Ruling Out Low-rank Matrix Multiplication Tensor Decompositions with Symmetries via SAT
Jason Yang
TL;DR
The paper tackles exact rank decompositions of the $3\times3$ matrix multiplication tensor over GF(2), targeting rank at most $21$ to surpass Strassen style asymptotics. It develops a SAT based framework that encodes tensor decompositions with heavy symmetry reductions, including cyclic, cyclic plus transpose, and cyclic plus involute-sandwich symmetries, and uses Z3 to certify nonexistence for several symmetry classes. The main findings demonstrate that there are no $\le 21$ rank decompositions with the examined symmetries, and that certain symmetry constraints sharply limit the existence of faster algorithms in these restricted classes, while also offering a canonicalization approach to avoid rank redundancy.
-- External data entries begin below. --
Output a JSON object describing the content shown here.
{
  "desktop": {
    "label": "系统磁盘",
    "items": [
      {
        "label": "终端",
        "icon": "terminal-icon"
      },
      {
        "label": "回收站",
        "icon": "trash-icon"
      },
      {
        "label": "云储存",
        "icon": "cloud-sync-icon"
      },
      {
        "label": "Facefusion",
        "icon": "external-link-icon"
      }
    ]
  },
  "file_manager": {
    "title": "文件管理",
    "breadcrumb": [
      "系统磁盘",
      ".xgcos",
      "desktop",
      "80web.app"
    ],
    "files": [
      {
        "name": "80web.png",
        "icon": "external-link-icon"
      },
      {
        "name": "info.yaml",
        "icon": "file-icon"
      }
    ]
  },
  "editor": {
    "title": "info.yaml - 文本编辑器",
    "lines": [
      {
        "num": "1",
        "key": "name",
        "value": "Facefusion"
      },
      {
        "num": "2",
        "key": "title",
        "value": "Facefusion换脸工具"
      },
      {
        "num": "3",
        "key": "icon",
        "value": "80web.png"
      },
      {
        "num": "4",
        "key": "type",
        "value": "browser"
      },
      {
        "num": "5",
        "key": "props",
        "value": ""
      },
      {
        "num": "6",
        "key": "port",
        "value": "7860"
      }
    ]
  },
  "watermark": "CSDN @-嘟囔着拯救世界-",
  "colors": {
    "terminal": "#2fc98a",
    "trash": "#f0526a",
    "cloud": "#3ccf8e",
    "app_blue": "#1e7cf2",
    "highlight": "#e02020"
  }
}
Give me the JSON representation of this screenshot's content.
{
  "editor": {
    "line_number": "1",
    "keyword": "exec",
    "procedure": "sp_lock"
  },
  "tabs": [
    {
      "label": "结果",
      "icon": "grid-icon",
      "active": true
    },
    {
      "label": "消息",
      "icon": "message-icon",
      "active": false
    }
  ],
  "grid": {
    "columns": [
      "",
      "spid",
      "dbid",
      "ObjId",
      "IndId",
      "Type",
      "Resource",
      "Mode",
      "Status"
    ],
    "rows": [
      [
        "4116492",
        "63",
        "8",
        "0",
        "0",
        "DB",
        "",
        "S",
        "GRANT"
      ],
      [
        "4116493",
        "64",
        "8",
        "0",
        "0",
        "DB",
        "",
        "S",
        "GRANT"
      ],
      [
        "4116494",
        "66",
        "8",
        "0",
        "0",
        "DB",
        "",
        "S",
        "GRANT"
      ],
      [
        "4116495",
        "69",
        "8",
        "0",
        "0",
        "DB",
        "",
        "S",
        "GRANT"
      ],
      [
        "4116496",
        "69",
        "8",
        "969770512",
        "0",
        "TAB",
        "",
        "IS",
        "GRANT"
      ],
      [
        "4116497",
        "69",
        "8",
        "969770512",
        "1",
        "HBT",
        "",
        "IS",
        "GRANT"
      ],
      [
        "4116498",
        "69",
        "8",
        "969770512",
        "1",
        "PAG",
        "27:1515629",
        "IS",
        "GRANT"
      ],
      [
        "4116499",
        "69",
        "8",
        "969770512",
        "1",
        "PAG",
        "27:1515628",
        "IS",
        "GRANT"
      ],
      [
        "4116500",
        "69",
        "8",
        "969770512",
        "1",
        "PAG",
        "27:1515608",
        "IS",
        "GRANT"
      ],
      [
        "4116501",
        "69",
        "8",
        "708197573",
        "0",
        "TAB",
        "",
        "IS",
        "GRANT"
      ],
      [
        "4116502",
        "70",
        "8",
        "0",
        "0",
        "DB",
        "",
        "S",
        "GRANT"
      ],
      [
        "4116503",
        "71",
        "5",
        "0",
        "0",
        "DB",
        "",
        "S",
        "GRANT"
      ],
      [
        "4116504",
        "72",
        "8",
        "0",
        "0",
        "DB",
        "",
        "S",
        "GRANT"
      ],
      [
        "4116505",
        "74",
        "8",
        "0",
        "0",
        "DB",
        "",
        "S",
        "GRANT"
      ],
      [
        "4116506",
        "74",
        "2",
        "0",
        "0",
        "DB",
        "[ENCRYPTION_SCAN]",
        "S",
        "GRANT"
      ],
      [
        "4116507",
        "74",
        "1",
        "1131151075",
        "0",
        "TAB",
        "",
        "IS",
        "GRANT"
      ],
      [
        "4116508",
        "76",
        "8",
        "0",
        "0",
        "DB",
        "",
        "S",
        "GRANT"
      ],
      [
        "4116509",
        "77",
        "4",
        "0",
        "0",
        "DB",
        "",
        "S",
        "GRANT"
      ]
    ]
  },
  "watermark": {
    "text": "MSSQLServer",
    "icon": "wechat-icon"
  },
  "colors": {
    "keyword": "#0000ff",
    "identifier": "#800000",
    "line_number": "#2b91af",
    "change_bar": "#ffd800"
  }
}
The work guides future exploration by suggesting sparsity based constraints, stronger canonical forms, and examination of additional symmetry groups to further narrow the landscape of explicit small tensor decompositions with potential algorithmic implications.
Abstract
We analyze rank decompositions of the $3\times 3$ matrix multiplication tensor over $\mathbb{Z}/2\mathbb{Z}$. We restrict our attention to decompositions of rank $\le 21$, as only those decompositions will yield an asymptotically faster algorithm for matrix multiplication than Strassen's algorithm. To reduce search space, we also require decompositions to have certain symmetries. Using Boolean SAT solvers, we show that under certain symmetries, such decompositions do not exist.